Reflections on Advancing Women’s Empowerment Beyond Rio+20

See all our coverage of Rio+20 here.

Last month, I represented Pathfinder International as a co-panelist for a side event at the UN Conference on Sustainable Development, also known as “Rio+20.” I was joined by colleagues from Population Action International, African Institute for Development and Population, United Nations Population Fund, and the International Planned Parenthood Federation / Western Hemisphere Region. Our aim was to discuss climate change, the global unmet need for family planning services, and human rights-based population policies, in an effort to underscore the linkages between climate change, sustainable development and women’s empowerment. Understanding those linkages is essential to efforts to reducing global poverty, advancing social equity, and protecting the environment – the primary aim of Rio + 20.  

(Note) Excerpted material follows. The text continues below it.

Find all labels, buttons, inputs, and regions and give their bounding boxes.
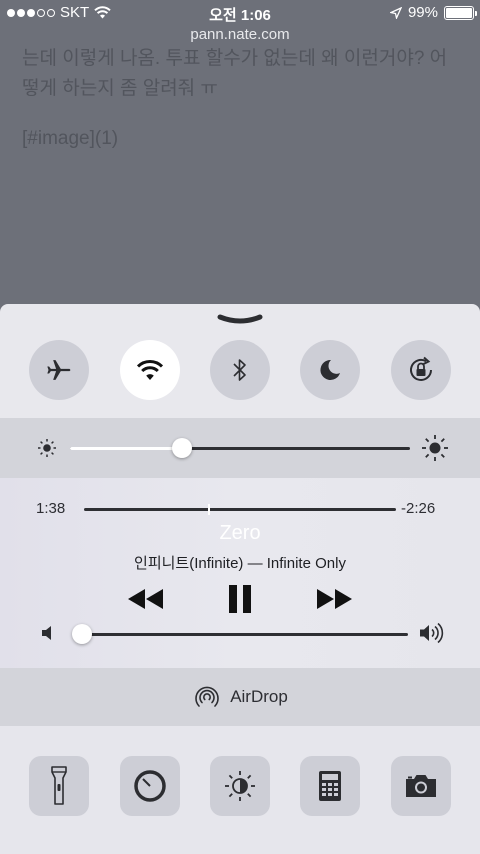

You may ask: what exactly is “women’s empowerment” and how can we support this effort to promote sustainable development in a comprehensive and long-term way, while at the same time respecting human rights? For Pathfinder, our approach is multi-faceted. To fulfill our global mission to ensure sexual and reproductive health and rights for women and men, we take a holistic approach to improving people’s lives by strengthening both the community system and the health system. In partnership with the local community, we promote the effective engagement of ordinary citizens, leaders, social activists, and civil society groups in policy, legal, cultural, and governance frameworks that affect the effective operations of health systems. While doing this, we work on institutionalizing a more democratic and open process of engaging women and youth, reinforcing community networking capabilities, and advancing policy advocacy to promote structural change. Through these processes, more women and young people will be invited to participate in dialogues to ensure that governments are held responsible for the commitments they make to advancing health.  In the end, another desired outcome is an increased level of community self-reliance—a heightened capacity among people to apply local solutions to problems that stand in the way of improved health for all and a sustainable future.  Thus in my presentation at Rio+20, one of my recommendations was instituting proper governance and increased participation of the civil society as one of the critical building blocks for sustainable development.

While there is much room for improvement in the Rio+20 outcome document, it contains welcome language on sexual and reproductive health, gender equality and women’s empowerment. Moving towards the next set of development goals, it is imperative that the global community understands the dynamic and diverse nature of the local contexts in the developing world, and that we continue to refine our approaches to promoting these important priorities around sustainable development from a variety of angles. The collective power and voices of all citizens must be tapped. In particular, I noted that we must collaborate more deeply across health and community development sectors to ensure that our future and the future of our children will indeed be a bright one.